The model asks you to rank 13 or more QEVs, where 1 is “least important” and 13 “most important,” and anticipates that different institutions may give a different priority or weight to these variables. In addition to a simple weighting of QEVs, ROIIE also asks you to assign a performance value to each, which is another admittedly subjective factor that may vary from campus to campus. These performance values range from -10 (indicating poor performance or weak market conditions related to the QEV in question) to +10, which denotes strong performance or market conditions for that variable. These weights may be assigned across the international recruitment effort generally, but the model also allows for a more nuanced analysis where variable performance ratings can also be assigned on a per-market basis, as in the example below.
Weighting quantifiably elusive variables in ROIIE. Source: ROIIE
ROIIE factors in both quantifiable and QEV factors to provide three types of ROI calculations: qualitative modelled ROI (which compares results against QEVs for the overall recruitment effort or across different markets), a financial ROI (simply: the return for each dollar spent), and market time ROI (the number of students recruited per 100 hours of staff time).

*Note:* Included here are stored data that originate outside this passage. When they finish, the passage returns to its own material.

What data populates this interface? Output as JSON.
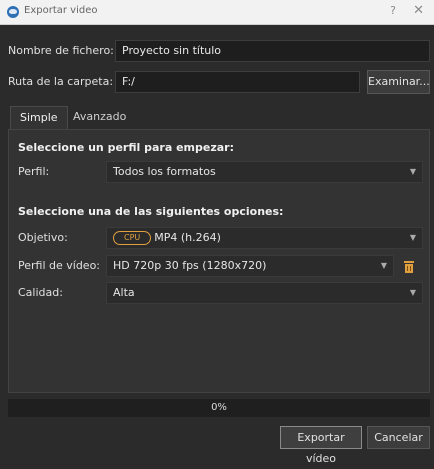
{
  "window": {
    "title": "Exportar video",
    "help_label": "?",
    "close_label": "✕"
  },
  "file": {
    "name_label": "Nombre de fichero:",
    "name_value": "Proyecto sin título",
    "folder_label": "Ruta de la carpeta:",
    "folder_value": "F:/",
    "browse_label": "Examinar..."
  },
  "tabs": [
    {
      "label": "Simple",
      "active": true
    },
    {
      "label": "Avanzado",
      "active": false
    }
  ],
  "simple": {
    "profile_section_title": "Seleccione un perfil para empezar:",
    "profile_label": "Perfil:",
    "profile_value": "Todos los formatos",
    "options_section_title": "Seleccione una de las siguientes opciones:",
    "target_label": "Objetivo:",
    "target_badge": "CPU",
    "target_value": "MP4 (h.264)",
    "video_profile_label": "Perfil de vídeo:",
    "video_profile_value": "HD 720p 30 fps (1280x720)",
    "quality_label": "Calidad:",
    "quality_value": "Alta"
  },
  "progress": {
    "text": "0%",
    "value": 0
  },
  "footer": {
    "export_label": "Exportar vídeo",
    "cancel_label": "Cancelar"
  },
  "colors": {
    "accent": "#e0a040",
    "background": "#2b2b2b",
    "titlebar": "#f2f2f2"
  },
  "icons": {
    "app": "app-logo-icon",
    "dropdown": "chevron-down-icon",
    "delete": "trash-icon"
  }
}
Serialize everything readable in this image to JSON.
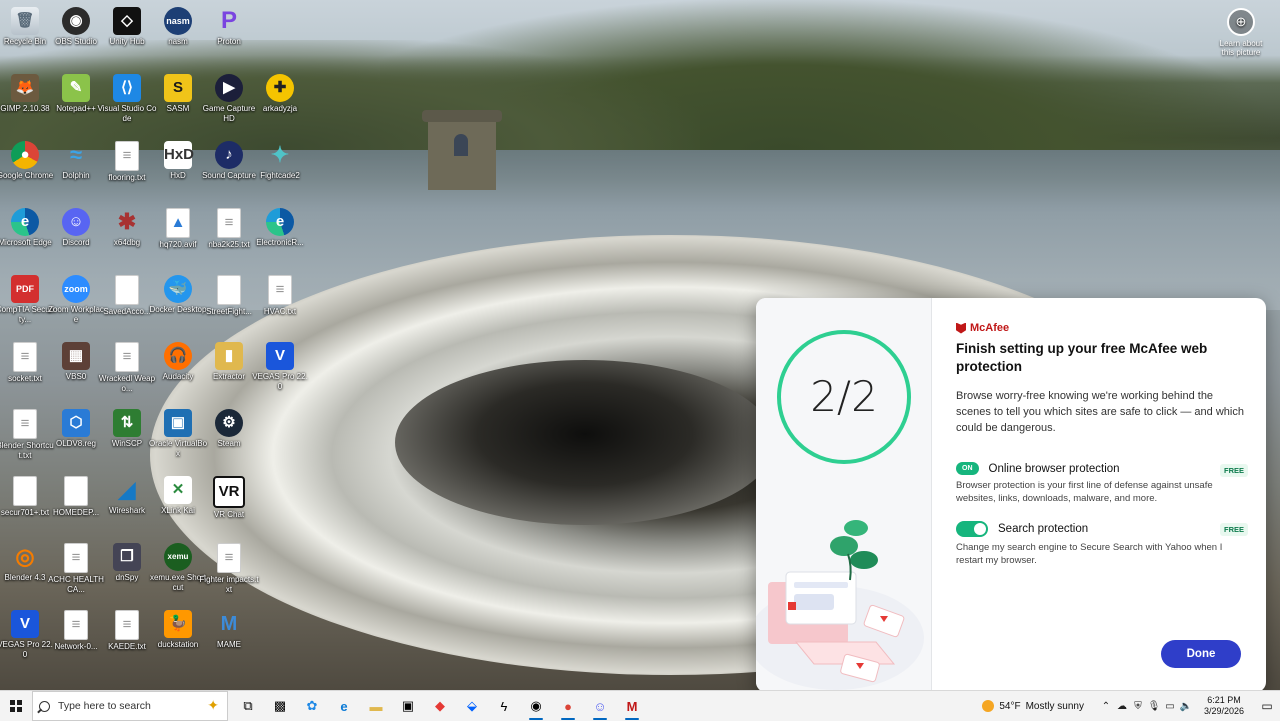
{
  "desktop": {
    "icons": [
      {
        "label": "Recycle Bin",
        "icon": "recycle-bin-icon",
        "glyph": "🗑"
      },
      {
        "label": "OBS Studio",
        "icon": "obs-icon",
        "glyph": "◉"
      },
      {
        "label": "Unity Hub",
        "icon": "unity-icon",
        "glyph": "◇"
      },
      {
        "label": "nasm",
        "icon": "nasm-icon",
        "glyph": "nasm"
      },
      {
        "label": "Proton",
        "icon": "proton-icon",
        "glyph": "P"
      },
      {
        "label": "GIMP 2.10.38",
        "icon": "gimp-icon",
        "glyph": "🦊"
      },
      {
        "label": "Notepad++",
        "icon": "notepadpp-icon",
        "glyph": "✎"
      },
      {
        "label": "Visual Studio Code",
        "icon": "vscode-icon",
        "glyph": "⟨⟩"
      },
      {
        "label": "SASM",
        "icon": "sasm-icon",
        "glyph": "S"
      },
      {
        "label": "Game Capture HD",
        "icon": "game-capture-icon",
        "glyph": "▶"
      },
      {
        "label": "arkadyzja",
        "icon": "arkadyzja-icon",
        "glyph": "✚"
      },
      {
        "label": "Google Chrome",
        "icon": "chrome-icon",
        "glyph": "●"
      },
      {
        "label": "Dolphin",
        "icon": "dolphin-icon",
        "glyph": "≈"
      },
      {
        "label": "flooring.txt",
        "icon": "text-file-icon",
        "glyph": "≡"
      },
      {
        "label": "HxD",
        "icon": "hxd-icon",
        "glyph": "HxD"
      },
      {
        "label": "Sound Capture",
        "icon": "sound-capture-icon",
        "glyph": "♪"
      },
      {
        "label": "Fightcade2",
        "icon": "fightcade-icon",
        "glyph": "✦"
      },
      {
        "label": "Microsoft Edge",
        "icon": "edge-icon",
        "glyph": "e"
      },
      {
        "label": "Discord",
        "icon": "discord-icon",
        "glyph": "☺"
      },
      {
        "label": "x64dbg",
        "icon": "x64dbg-icon",
        "glyph": "✱"
      },
      {
        "label": "hq720.avif",
        "icon": "image-file-icon",
        "glyph": "▲"
      },
      {
        "label": "nba2k25.txt",
        "icon": "text-file-icon",
        "glyph": "≡"
      },
      {
        "label": "ElectronicR...",
        "icon": "edge-icon",
        "glyph": "e"
      },
      {
        "label": "CompTIA Security...",
        "icon": "pdf-icon",
        "glyph": "PDF"
      },
      {
        "label": "Zoom Workplace",
        "icon": "zoom-icon",
        "glyph": "zoom"
      },
      {
        "label": "SavedAcco...",
        "icon": "blank-file-icon",
        "glyph": ""
      },
      {
        "label": "Docker Desktop",
        "icon": "docker-icon",
        "glyph": "🐳"
      },
      {
        "label": "StreetFight...",
        "icon": "blank-file-icon",
        "glyph": ""
      },
      {
        "label": "HVAC.txt",
        "icon": "text-file-icon",
        "glyph": "≡"
      },
      {
        "label": "socket.txt",
        "icon": "text-file-icon",
        "glyph": "≡"
      },
      {
        "label": "VBS0",
        "icon": "vbs-icon",
        "glyph": "▦"
      },
      {
        "label": "Wrackedl Weapo...",
        "icon": "text-file-icon",
        "glyph": "≡"
      },
      {
        "label": "Audacity",
        "icon": "audacity-icon",
        "glyph": "🎧"
      },
      {
        "label": "Extractor",
        "icon": "folder-icon",
        "glyph": "▮"
      },
      {
        "label": "VEGAS Pro 22.0",
        "icon": "vegas-icon",
        "glyph": "V"
      },
      {
        "label": "Blender Shortcut.txt",
        "icon": "text-file-icon",
        "glyph": "≡"
      },
      {
        "label": "OLDV8.reg",
        "icon": "registry-icon",
        "glyph": "⬡"
      },
      {
        "label": "WinSCP",
        "icon": "winscp-icon",
        "glyph": "⇅"
      },
      {
        "label": "Oracle VirtualBox",
        "icon": "virtualbox-icon",
        "glyph": "▣"
      },
      {
        "label": "Steam",
        "icon": "steam-icon",
        "glyph": "⚙"
      },
      {
        "label": "secur701+.txt",
        "icon": "blank-file-icon",
        "glyph": ""
      },
      {
        "label": "HOMEDEP...",
        "icon": "blank-file-icon",
        "glyph": ""
      },
      {
        "label": "Wireshark",
        "icon": "wireshark-icon",
        "glyph": "◢"
      },
      {
        "label": "XLink Kai",
        "icon": "xlink-kai-icon",
        "glyph": "✕"
      },
      {
        "label": "VR Chat",
        "icon": "vrchat-icon",
        "glyph": "VR"
      },
      {
        "label": "Blender 4.3",
        "icon": "blender-icon",
        "glyph": "◎"
      },
      {
        "label": "ACHC HEALTHCA...",
        "icon": "text-file-icon",
        "glyph": "≡"
      },
      {
        "label": "dnSpy",
        "icon": "dnspy-icon",
        "glyph": "❐"
      },
      {
        "label": "xemu.exe Shortcut",
        "icon": "xemu-icon",
        "glyph": "xemu"
      },
      {
        "label": "Fighter impacts.txt",
        "icon": "text-file-icon",
        "glyph": "≡"
      },
      {
        "label": "VEGAS Pro 22.0",
        "icon": "vegas-icon",
        "glyph": "V"
      },
      {
        "label": "Network-0...",
        "icon": "text-file-icon",
        "glyph": "≡"
      },
      {
        "label": "KAEDE.txt",
        "icon": "text-file-icon",
        "glyph": "≡"
      },
      {
        "label": "duckstation",
        "icon": "duckstation-icon",
        "glyph": "🦆"
      },
      {
        "label": "MAME",
        "icon": "mame-icon",
        "glyph": "M"
      }
    ],
    "learn": {
      "label": "Learn about this picture",
      "glyph": "⊕"
    }
  },
  "mcafee": {
    "progress_text": "2/2",
    "progress_fraction": 1.0,
    "brand": "McAfee",
    "title": "Finish setting up your free McAfee web protection",
    "description": "Browse worry-free knowing we're working behind the scenes to tell you which sites are safe to click — and which could be dangerous.",
    "options": [
      {
        "state_label": "ON",
        "title": "Online browser protection",
        "badge": "FREE",
        "desc": "Browser protection is your first line of defense against unsafe websites, links, downloads, malware, and more."
      },
      {
        "state_label": "",
        "title": "Search protection",
        "badge": "FREE",
        "desc": "Change my search engine to Secure Search with Yahoo when I restart my browser."
      }
    ],
    "done_label": "Done",
    "accent": "#16b57d",
    "button_color": "#2f3ec9",
    "brand_color": "#c01818"
  },
  "taskbar": {
    "search_placeholder": "Type here to search",
    "apps": [
      {
        "name": "task-view-icon",
        "glyph": "⧉"
      },
      {
        "name": "widgets-icon",
        "glyph": "▩"
      },
      {
        "name": "copilot-icon",
        "glyph": "✿"
      },
      {
        "name": "edge-icon",
        "glyph": "e"
      },
      {
        "name": "file-explorer-icon",
        "glyph": "▬"
      },
      {
        "name": "store-icon",
        "glyph": "▣"
      },
      {
        "name": "red-diamond-app-icon",
        "glyph": "◆"
      },
      {
        "name": "dropbox-icon",
        "glyph": "⬙"
      },
      {
        "name": "lightning-app-icon",
        "glyph": "ϟ"
      },
      {
        "name": "recorder-icon",
        "glyph": "◉"
      },
      {
        "name": "chrome-icon",
        "glyph": "●"
      },
      {
        "name": "discord-icon",
        "glyph": "☺"
      },
      {
        "name": "mcafee-icon",
        "glyph": "M"
      }
    ],
    "weather_temp": "54°F",
    "weather_text": "Mostly sunny",
    "time": "6:21 PM",
    "date": "3/29/2026"
  }
}
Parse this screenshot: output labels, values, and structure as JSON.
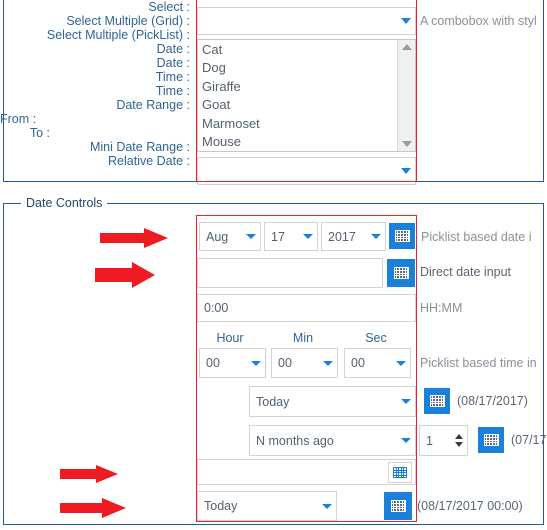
{
  "panels": {
    "top": {
      "name": "select-controls-panel"
    },
    "date": {
      "legend": "Date Controls"
    }
  },
  "select_section": {
    "select": {
      "label": "Select :",
      "value": "",
      "hint": "A combobox with styl"
    },
    "select_multiple_grid": {
      "label": "Select Multiple (Grid) :",
      "options": [
        "Cat",
        "Dog",
        "Giraffe",
        "Goat",
        "Marmoset",
        "Mouse"
      ]
    },
    "select_multiple_picklist": {
      "label": "Select Multiple (PickList) :",
      "value": ""
    }
  },
  "date_section": {
    "date_picklist": {
      "label": "Date :",
      "month": "Aug",
      "day": "17",
      "year": "2017",
      "hint": "Picklist based date i",
      "calendar_icon": "calendar-icon"
    },
    "date_direct": {
      "label": "Date :",
      "value": "",
      "hint": "Direct date input",
      "calendar_icon": "calendar-icon"
    },
    "time_text": {
      "label": "Time :",
      "value": "0:00",
      "hint": "HH:MM"
    },
    "time_picklist": {
      "label": "Time :",
      "headers": [
        "Hour",
        "Min",
        "Sec"
      ],
      "hour": "00",
      "min": "00",
      "sec": "00",
      "hint": "Picklist based time in"
    },
    "date_range": {
      "label": "Date Range :",
      "from_label": "From :",
      "from_value": "Today",
      "from_resolved": "(08/17/2017)",
      "to_label": "To :",
      "to_value": "N months ago",
      "to_count": "1",
      "to_resolved": "(07/17"
    },
    "mini_date_range": {
      "label": "Mini Date Range :",
      "value": ""
    },
    "relative_date": {
      "label": "Relative Date :",
      "value": "Today",
      "resolved": "(08/17/2017 00:00)"
    }
  },
  "annotations": {
    "arrow_color": "#ee1b22",
    "highlight_color": "#e8232a",
    "panel_border_color": "#1f5c99",
    "accent_color": "#1a80d9"
  }
}
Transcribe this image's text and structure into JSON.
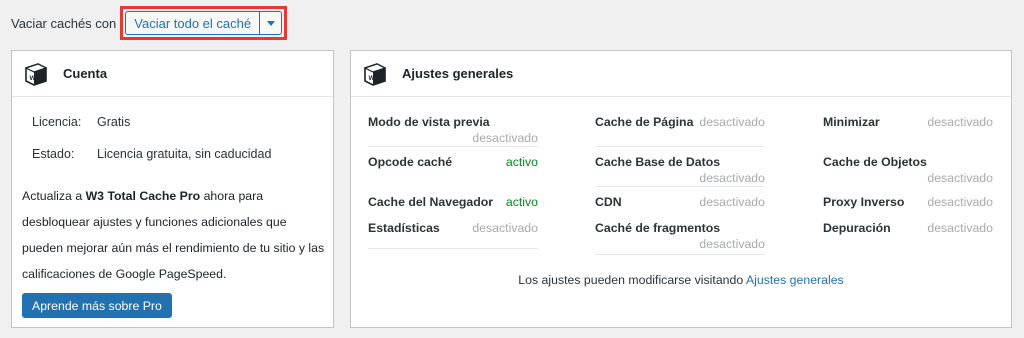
{
  "topbar": {
    "label": "Vaciar cachés con",
    "button_label": "Vaciar todo el caché"
  },
  "license_card": {
    "title": "Cuenta",
    "logo_text": "W3",
    "rows": [
      {
        "key": "Licencia:",
        "value": "Gratis"
      },
      {
        "key": "Estado:",
        "value": "Licencia gratuita, sin caducidad"
      }
    ],
    "promo_prefix": "Actualiza a ",
    "promo_strong": "W3 Total Cache Pro",
    "promo_suffix": " ahora para desbloquear ajustes y funciones adicionales que pueden mejorar aún más el rendimiento de tu sitio y las calificaciones de Google PageSpeed.",
    "button_label": "Aprende más sobre Pro"
  },
  "settings_card": {
    "title": "Ajustes generales",
    "logo_text": "W3",
    "items": [
      {
        "name": "Modo de vista previa",
        "status": "desactivado",
        "active": false
      },
      {
        "name": "Cache de Página",
        "status": "desactivado",
        "active": false
      },
      {
        "name": "Minimizar",
        "status": "desactivado",
        "active": false
      },
      {
        "name": "Opcode caché",
        "status": "activo",
        "active": true
      },
      {
        "name": "Cache Base de Datos",
        "status": "desactivado",
        "active": false
      },
      {
        "name": "Cache de Objetos",
        "status": "desactivado",
        "active": false
      },
      {
        "name": "Cache del Navegador",
        "status": "activo",
        "active": true
      },
      {
        "name": "CDN",
        "status": "desactivado",
        "active": false
      },
      {
        "name": "Proxy Inverso",
        "status": "desactivado",
        "active": false
      },
      {
        "name": "Estadísticas",
        "status": "desactivado",
        "active": false
      },
      {
        "name": "Caché de fragmentos",
        "status": "desactivado",
        "active": false
      },
      {
        "name": "Depuración",
        "status": "desactivado",
        "active": false
      }
    ],
    "footer_text": "Los ajustes pueden modificarse visitando ",
    "footer_link": "Ajustes generales"
  },
  "colors": {
    "accent": "#2271b1",
    "active": "#008a20",
    "inactive": "#a7aaad",
    "highlight": "#e53935"
  }
}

Each of these measures allows an institution to track its ROI performance more comprehensively and consistently over time, especially as multiple years of data are used to expand the analysis, and also to make observations about which sending markets are the most efficient in terms of results generated against effort and budget expended.
Over time, the ROIIE team anticipates that the model could be expanded to accommodate additional detail for specific marketing strategies or tactics (e.g., education fairs, social media campaigns, or otherwise). As a recent analysis from World Education News & Reviews (WENR) points out, however, that level of analysis can itself be elusive. “Parsing out which activity is the most effective, or determining whether activities are effective only in conjunction with one another is an ongoing challenge…For many institutions, tracking each step of a student’s complete enrolment journey and tagging each phase with a recruitment activity still remains either aspirational or achievable only with great effort. While most institutions are only able to track applicants through their online application systems, some institutions are trying to go above and beyond by using manual techniques (such as using feedback forms, surveys, and interviews of applicants and enrollees) to get more information about the success of their marketing activities.”
As this point illustrates, there is no question that there are some significant challenges to be solved as the industry works its way to more and more robust ROI models. Nevertheless, the work the ROIIE team has done this year opens the door to more experimentation and development in this area. It also provides some valuable new tools and perspectives for educators who want to expand their own work in support of a greater emphasis on evidence-based decision making within their respective institutions.